Am Dienstag dann, nachdem
die Präsentation ohne unangenehme Zwischenfälle abgelaufen war, fing ich an
nachzudenken. Hatte ich wirklich alles falsch gemacht? Meiner Kommilitonin zu
später Stunde noch so viel Arbeit beschert? Und im Nachhinein, mit klarem Kopf,
kam ich zu der Antwort: Nein, hatte ich nicht. Auf meinen Folien hatten jeweils
drei bis vier Stichpunkte gestanden, bestehend aus wenigen Wörtern. Ihr mag das
zu viel gewesen sein, aber überladen und unlesbar wirkten diese Folien sicher
nicht. Davon abgesehen hatte ich ihr die Folien bereits am Samstag geschickt.
Sie hatte sie bereits seit mehr als 48 Stunden und niemand hatte sie gezwungen,
zu dieser Uhrzeit noch damit anzufangen Änderungen vorzunehmen. So einfach ist
das.
Ja, so einfach ist das,
aber es ist auch so charakteristisch für mich, sich darum Gedanken zu machen.

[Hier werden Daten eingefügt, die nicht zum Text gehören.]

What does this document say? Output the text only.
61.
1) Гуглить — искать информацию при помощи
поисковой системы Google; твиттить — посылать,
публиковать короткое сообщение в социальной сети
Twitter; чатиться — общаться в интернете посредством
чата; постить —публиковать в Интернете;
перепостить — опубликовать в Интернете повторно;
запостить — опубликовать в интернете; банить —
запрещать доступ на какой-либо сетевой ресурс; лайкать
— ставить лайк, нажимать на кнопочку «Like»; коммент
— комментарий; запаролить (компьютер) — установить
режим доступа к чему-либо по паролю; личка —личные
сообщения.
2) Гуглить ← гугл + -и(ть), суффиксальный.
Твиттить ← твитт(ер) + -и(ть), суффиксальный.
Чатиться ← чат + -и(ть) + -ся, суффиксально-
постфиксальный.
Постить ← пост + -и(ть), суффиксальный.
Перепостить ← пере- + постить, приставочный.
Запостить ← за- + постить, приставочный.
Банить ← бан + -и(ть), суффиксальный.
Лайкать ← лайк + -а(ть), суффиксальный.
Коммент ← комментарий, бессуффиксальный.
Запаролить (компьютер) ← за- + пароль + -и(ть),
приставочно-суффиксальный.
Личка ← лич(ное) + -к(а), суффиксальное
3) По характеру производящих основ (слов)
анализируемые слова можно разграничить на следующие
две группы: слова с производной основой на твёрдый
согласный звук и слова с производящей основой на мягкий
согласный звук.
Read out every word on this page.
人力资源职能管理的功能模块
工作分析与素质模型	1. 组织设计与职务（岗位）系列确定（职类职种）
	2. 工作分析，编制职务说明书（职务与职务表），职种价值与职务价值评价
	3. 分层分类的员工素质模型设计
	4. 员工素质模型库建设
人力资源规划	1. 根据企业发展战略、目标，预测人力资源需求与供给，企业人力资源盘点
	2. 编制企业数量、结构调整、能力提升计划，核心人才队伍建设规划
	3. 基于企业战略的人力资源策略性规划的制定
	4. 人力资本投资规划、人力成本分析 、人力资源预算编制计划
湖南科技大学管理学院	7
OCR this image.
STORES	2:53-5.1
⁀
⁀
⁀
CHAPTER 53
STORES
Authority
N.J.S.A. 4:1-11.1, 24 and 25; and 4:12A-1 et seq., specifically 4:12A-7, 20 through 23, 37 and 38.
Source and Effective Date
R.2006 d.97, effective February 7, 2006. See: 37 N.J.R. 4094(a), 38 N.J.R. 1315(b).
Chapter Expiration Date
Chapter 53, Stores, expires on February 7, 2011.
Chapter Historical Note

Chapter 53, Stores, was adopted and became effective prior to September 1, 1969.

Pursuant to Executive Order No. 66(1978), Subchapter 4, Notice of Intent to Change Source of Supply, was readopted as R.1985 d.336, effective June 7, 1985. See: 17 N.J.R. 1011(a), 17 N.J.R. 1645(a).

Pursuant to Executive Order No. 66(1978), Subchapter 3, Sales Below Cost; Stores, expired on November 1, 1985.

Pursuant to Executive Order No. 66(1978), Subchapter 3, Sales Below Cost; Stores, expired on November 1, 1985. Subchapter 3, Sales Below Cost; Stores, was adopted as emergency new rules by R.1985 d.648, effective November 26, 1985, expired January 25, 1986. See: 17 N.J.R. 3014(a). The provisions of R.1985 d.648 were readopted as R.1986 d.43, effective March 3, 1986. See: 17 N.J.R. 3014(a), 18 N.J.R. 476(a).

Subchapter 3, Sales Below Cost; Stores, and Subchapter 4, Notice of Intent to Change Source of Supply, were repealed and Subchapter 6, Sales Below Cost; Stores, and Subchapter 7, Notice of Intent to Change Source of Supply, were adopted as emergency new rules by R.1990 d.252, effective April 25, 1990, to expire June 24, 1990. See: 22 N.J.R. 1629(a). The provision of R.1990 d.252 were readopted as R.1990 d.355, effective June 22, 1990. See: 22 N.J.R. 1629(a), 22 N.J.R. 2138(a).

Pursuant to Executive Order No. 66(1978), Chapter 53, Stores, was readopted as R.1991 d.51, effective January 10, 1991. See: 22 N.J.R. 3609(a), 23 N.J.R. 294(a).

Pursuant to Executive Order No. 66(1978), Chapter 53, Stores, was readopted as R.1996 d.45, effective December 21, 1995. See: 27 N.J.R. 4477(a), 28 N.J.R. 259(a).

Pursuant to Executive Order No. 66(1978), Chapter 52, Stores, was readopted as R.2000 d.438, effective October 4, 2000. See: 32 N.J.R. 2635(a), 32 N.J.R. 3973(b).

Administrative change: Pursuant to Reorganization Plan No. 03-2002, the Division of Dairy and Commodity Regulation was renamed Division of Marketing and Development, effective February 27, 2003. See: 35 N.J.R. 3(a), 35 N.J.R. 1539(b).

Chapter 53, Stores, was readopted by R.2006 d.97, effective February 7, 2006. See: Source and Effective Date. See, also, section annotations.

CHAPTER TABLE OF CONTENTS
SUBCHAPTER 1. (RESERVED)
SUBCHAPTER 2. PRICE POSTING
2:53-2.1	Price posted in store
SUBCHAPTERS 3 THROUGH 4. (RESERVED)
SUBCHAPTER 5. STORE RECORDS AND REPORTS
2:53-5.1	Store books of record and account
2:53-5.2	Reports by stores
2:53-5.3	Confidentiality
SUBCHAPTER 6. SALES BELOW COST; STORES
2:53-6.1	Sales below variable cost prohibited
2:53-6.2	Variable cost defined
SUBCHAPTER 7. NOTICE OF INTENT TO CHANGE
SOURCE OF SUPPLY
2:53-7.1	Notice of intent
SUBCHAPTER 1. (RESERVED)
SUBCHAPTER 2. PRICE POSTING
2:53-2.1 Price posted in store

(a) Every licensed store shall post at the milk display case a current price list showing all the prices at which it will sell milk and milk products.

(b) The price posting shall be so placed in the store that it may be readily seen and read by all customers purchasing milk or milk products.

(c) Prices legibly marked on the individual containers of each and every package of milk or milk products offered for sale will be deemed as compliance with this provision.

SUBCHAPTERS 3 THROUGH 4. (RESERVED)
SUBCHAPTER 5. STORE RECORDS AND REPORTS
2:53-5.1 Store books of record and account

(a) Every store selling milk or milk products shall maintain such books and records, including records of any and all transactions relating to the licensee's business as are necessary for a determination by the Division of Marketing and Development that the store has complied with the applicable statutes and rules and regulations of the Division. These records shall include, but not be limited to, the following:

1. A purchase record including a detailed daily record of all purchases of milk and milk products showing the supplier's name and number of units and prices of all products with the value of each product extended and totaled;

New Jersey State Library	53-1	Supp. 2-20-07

Ich stelle hohe Ansprüche an mich selbst, will alles richtig machen. Vor allem,
weil ich weiß, dass man das von mir mittlerweile erwartet. Und weil mir mein
Leben lang das Gefühl gegeben wurde: Du bist gut, wenn Du alles richtig machst.
Dann bekommst Du Anerkennung, Lob, wirst gemocht. Und genau das ist die Crux an
der Sache. Dass ich mich abstrampele, um alles perfekt zu machen. Dass ich
gefangen bin in meinem Denken, meine Mitmenschen zu enttäuschen, wenn ich einen
Fehler mache. Oder auch nur irgendetwas, das nicht von mir erwartet wird.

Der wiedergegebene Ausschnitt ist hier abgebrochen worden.